Vedanta Biosciences, a startup working on microbiome drug research for more than a decade, will lay off nearly a fifth of its staff after one of its top prospects failed a clinical trial.
The privately held company said Wednesday that an experimental therapy called VE202 missed its main goal in a Phase 2 study in patients with a mild-to-moderate form of ulcerative colitis. While Vedanta didn’t provide specifics, it said that VE202 wasn’t significantly better than a placebo at improving signs of patients’ disease on an endoscopic exam after eight weeks of treatment.
In a post on LinkedIn, CEO and co-founder Bernat Olle also revealed Vedanta is cutting around 20% of its workforce. Moving forward, the company will focus resources on a drug in Phase 3 testing for a type of recurrent gut infection, and a second preclinical therapy designed to prevent infections from antibiotic-resistant bacteria.
“Drug development rarely follows a straight path,” Olle wrote on LinkedIn. “You can do the right science, run the right study, and still be humbled by the complexities of human biology.”
Formed by PureTech in 2010, Vedanta was one of the first startups to launch with plans to explore the relationship between the human microbiome — the trillions of microbes colonizing the human body — and disease. The company has raised more than $300 million since then, most recently a $106.5 million Series C round in 2023, and brought multiple medicines in testing that pack bacteria strains into a pill.
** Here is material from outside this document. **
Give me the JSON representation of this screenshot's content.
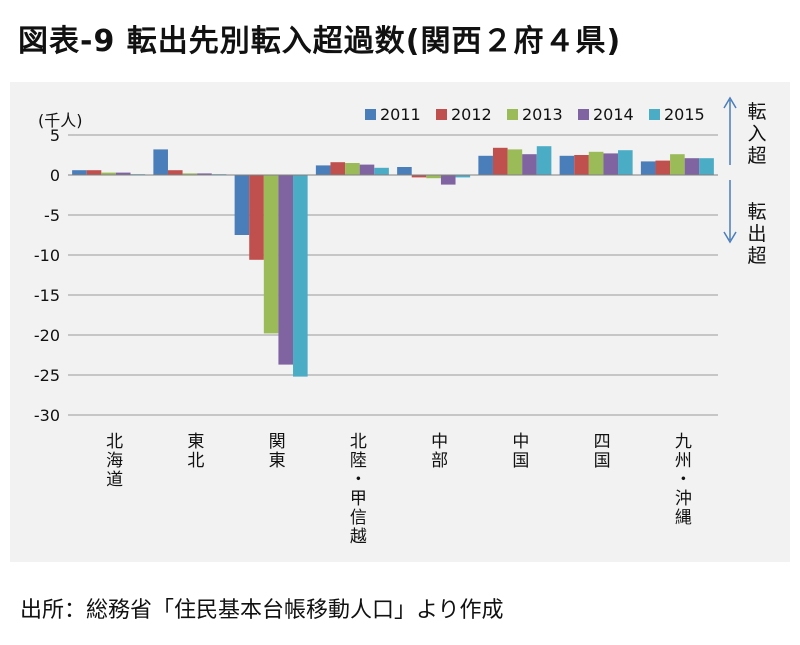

One of those medicines was VE202, a drug that Johnson & Johnson licensed in 2015. Vedanta has been developing it for inflammatory bowel disease, which has for years been a top target of microbiome drug research because of the role bacteria in the intestines are thought to play in driving the condition. Microbiome companies haven’t yet found success there, however. A drug from Seres Therapeutics, one of the field’s leaders, failed a mid-stage trial in 2021. Now Vedanta has reported a similar result.
“As a field, we have not yet succeeded in making meaningful impact in people with IBD through microbiome-based approaches,” wrote on LinkedIn. “But every study moves us closer to that goal,” he added, noting that the company is “committed to sharing further analyses” from the study at scientific meetings “to help chart new paths forward.”
“Cracking the code of microbiome intervention in IBD remains as challenging — and as inspiring — as it was a decade ago when it first captured our attention,” he said.
Vedanta will now focus on an area in which microbiome therapies have had more success. Seres in 2023 brought to market a drug known as Vowst, which is meant to prevent recurrent infections from a bacterium called Clostridioides difficile, or C. diff. Vedanta’s VE303 is also being developed for C. diff infections. But while Vowst is derived from the stool samples of human donors, VE303 is a defined consortium of eight specific strains produced from cell banks. Vedanta refers to this as a “next-generation approach” to microbiome therapy, bypassing the need for donor samples of “inconsistent composition.”
The company is currently enrolling patients in a Phase 3 study that began last year and has a primary completion date in 2027, according to a federal database. Vedanta plans to seek clearance to start human testing of its other therapy in the first half of next year.
PureTech said in a separate statement that its stake in Vedanta has been diluted to 4.2% in 2025.